Of the approximately $108 billion of natural and man-made catastrophe insured losses experienced during 2011 the Asia-Pacific region accounted for over two-thirds of them, according to data published by Guy Carpenter today. This broke a historical trend of U.S. based events dictating the movement of property catastrophe reinsurance pricing, something borne out by the large rate rises experienced in much of Asia-Pacific while the U.S. is seeing lower increases.
This trend, for insured loss totals to rise dramatically in the Asia-Pacific region, is one which is only going to increase as the region becomes better developed, insurance penetration rises and catastrophe events increasingly cost more for the global re/insurance market.
The Thai floods are an excellent example of this rising exposure. A similar flood event ten years ago would have been a very small loss event for the global re/insurance market compared to the $10 billion plus that is expected from this years flooding. In years to come a repeat flood event of this magnitude could cost a great deal more in insured losses.
This graph from Guy Carpenters report shows how the major events broke down across the four quarters of 2011 and compares each quarters losses to those of 2010.
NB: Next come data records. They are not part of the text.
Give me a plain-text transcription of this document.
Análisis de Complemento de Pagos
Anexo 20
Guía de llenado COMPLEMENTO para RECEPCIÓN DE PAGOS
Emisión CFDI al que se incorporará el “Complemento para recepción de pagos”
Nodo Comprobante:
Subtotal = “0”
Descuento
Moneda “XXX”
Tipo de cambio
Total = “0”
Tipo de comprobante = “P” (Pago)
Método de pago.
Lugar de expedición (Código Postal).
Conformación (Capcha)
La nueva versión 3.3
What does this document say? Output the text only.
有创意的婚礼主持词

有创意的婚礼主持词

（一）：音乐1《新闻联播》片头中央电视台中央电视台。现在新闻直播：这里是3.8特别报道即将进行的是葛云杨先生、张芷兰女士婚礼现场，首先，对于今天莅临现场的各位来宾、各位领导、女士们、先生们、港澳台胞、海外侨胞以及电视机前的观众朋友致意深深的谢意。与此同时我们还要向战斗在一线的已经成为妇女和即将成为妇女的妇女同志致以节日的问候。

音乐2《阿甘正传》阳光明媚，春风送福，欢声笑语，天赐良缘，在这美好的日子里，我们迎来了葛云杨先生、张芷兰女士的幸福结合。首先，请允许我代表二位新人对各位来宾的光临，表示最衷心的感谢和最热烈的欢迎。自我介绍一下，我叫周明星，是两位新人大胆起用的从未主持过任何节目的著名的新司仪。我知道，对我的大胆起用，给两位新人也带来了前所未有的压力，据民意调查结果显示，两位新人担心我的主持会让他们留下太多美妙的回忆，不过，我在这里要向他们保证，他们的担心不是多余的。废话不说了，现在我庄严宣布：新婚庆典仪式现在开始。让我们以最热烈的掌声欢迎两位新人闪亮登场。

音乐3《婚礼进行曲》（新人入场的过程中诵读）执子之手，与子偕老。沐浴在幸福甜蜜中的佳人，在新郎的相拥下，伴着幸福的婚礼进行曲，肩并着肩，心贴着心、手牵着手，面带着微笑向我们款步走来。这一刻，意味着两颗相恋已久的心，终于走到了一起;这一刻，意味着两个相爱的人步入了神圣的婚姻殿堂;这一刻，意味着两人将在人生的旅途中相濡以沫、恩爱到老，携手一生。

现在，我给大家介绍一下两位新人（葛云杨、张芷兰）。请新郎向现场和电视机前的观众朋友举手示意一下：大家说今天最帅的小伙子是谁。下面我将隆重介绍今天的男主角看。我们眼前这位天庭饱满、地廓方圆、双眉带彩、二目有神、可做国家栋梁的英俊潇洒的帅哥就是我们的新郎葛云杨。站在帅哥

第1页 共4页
David Flandro, Global Head of Business Intelligence, Guy Carpenter & Company, said; “The historical losses of 2011 revealed the spread of catastrophe exposures around the world – including in areas which have not historically been considered peak zones. Most large insured losses in 2011 happened outside of the United States, reinforcing the theme of the internationalization of losses and the importance of understanding exposures. Predictions that the La Niña event is likely to persist into 2012 and could again influence worldwide natural hazards next year add to the uncertainty.”
Of course the flipside to an increasing level of exposure and potential for loss in Asia-Pacific is that there is an opportunity for global re/insurers to acquire new business and write more premiums in the region. This trend will continue as the economies of Asian countries grow rapidly. This increase in re/insurance business in the region could also translate into an opportunity for the catastrophe bond market to step in to cover these peak perils, providing capital markets capacity to the growing exposures.